Based on the aforementioned results, the study further explored the intracellular mechanism behind the anti-inflammatory properties of YFBD (Figure 8). DSS can destroy the mucosal barrier, which allows bacteria to invade the otherwise impermeable mucus [48]. LPS can be recognized by TLR4 [19, 20], and then, the TLR4-linked signaling cascade is initiated, including PI3K/Akt and NF-κB pathways, which are related to inflammatory responses. NF-κB can regulate the gene expression of several proinflammatory cytokines involved in UC pathogenesis [49]. Once activated, NF-κB translocates to the nucleus and triggers the expression of various inflammatory genes.
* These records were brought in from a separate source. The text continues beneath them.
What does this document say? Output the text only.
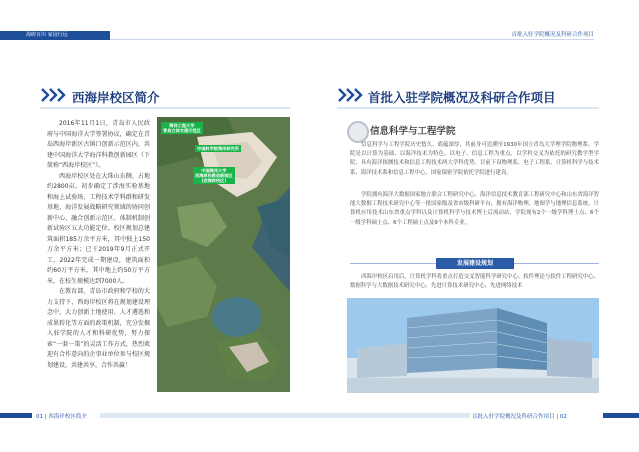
海研百川 家园行远	首批入驻学院概况及科研合作项目
西海岸校区简介

2016年11月1日，青岛市人民政府与中国海洋大学签署协议，确定在青岛西海岸新区古镇口创新示范区内，共建中国海洋大学海洋科教创新园区（下简称“西海岸校区”）。

西海岸校区处在大珠山东侧，占地约2800亩，初步确定了涉海实验基地和海上试验场、工程技术学科群和研发基地、海洋发展战略研究领域的协同创新中心、融合创新示范区、体制机制创新试验区五大功能定位。校区规划总建筑面积185万余平方米，其中独上150万余平方米；已于2019年9月正式开工，2022年完成一期建设，建筑面积约60万平方米，其中地上约50万平方米，在校生规模达到7000人。

在教育部、青岛市政府和学校的大力支持下，西海岸校区将在规划建设理念中，大力创新土地使用、人才遴选和成果转化等方面的政策机制，充分发掘入驻学院的人才和科研优势，努力探索“一套一策”的灵活工作方式，热烈欢迎有合作意向的企事业单位参与校区规划建设，共建共享，合作共赢！

海洋工程大学
青岛立体交通示范区
中国海洋大学
西海岸科教创新园区
(西海岸校区)
中国科学院海洋研究所
首批入驻学院概况及科研合作项目
信息科学与工程学院

信息科学与工程学院历史悠久、底蕴深厚，其前身可追溯至1930年国立青岛大学理学院物理系。学院是以计算为基础、以海洋技术为特色，以电子、信息工程为重点，以学科交叉为依托的研究教学型学院，具有海洋探测技术和信息工程技术两大学科优势。目前下设物理系、电子工程系、计算机科学与技术系、海洋技术系和信息工程中心，国家保密学院依托学院进行建设。

学院拥有海洋大数据国家地方联合工程研究中心、海洋信息技术教育部工程研究中心和山东省海洋智能大数据工程技术研究中心等一批国家级及省市级科研平台，拥有海洋物理、地图学与地理信息系统、计算机应用技术山东省重点学科以及计算机科学与技术博士后流动站。学院现有2个一级学科博士点、6个一级学科硕士点、6个工程硕士点及9个本科专业。

发展建设规划

西海岸校区启用后，计算机学科将重点打造交叉智能科学研究中心、软件理论与软件工程研究中心、数据科学与大数据技术研究中心、先进计算技术研究中心、先进网络技术

01 | 西海岸校区简介	首批入驻学院概况及科研合作项目 | 02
The PI3K/Akt pathway exerts its anti-inflammation effects through regulating the downstream molecules, such as m-TOR, which plays a central role in autophagy induction [50]. A previous study showed that activated m-TOR and impaired autophagy occupied a vital position in intestinal inflammation [51]. Meanwhile, the PI3K/Akt pathway can also enhance the production of proinflammatory cytokines by triggering the NF-κB pathway. This study found that TLR4 was highly expressed in both animal and cell models, accompanied by increased expression of phosphorylated PI3K, Akt, NF-κB/p65, and IκBα. However, TLR4-mediated PI3K/Akt and NF-κB pathways were downregulated with the treatment of YFBD. Meanwhile, the combination of YFBD and TLR4-knockdown decreased the expression of p-PI3K, p-Akt, p-NF-κB/p65, and p-IκBα to a greater extent compared with the LPS-induced cells knocked down by siTLR4 only. A previous research based on network pharmacology indicated that YFBD had positive effects on malignant tumors partly through PI3K and TNF pathways, which strengthened the evidence that YFBD could act on the pathways in our study [52]. These results demonstrated that the anti-inflammatory activity of YFBD was probably mediated by the inactivation of TLR4-mediated PI3K/Akt and NF-κB signaling pathways and YFBD might play the role of TLR4 inhibitor in treating UC.

Figure 8

Schematic illustration depicting the potential pathways associated with the therapeutic effect of YFBD on ulcerative colitis.

However, this study had limitations. First, the signaling pathways related to UC are multiple, and YFBD might have multiple targets in treating UC. Apart from TLR4-mediated PI3K/Akt and NF-κB pathways, other pathways might participate in treating UC simultaneously, which were not examined in this study. Hence, future studies need to explore and clarify the involvement of the other pathways. Second, the components in YFBD are multiple and complex, and the active components involved in treating UC remain unclear. Next, we plan to extract the main active ingredients in YFBD and investigate the effects of these ingredients in treating UC through further experiments.

5. Conclusions

In summary, YFBD decreased the production of inflammatory cytokines in DSS-induced colitis and LPS-stimulated RAW 264.7 cells. It exerted anti-inflammatory effects via inactivating TLR4-mediated PI3K/Akt and NF-κB pathways.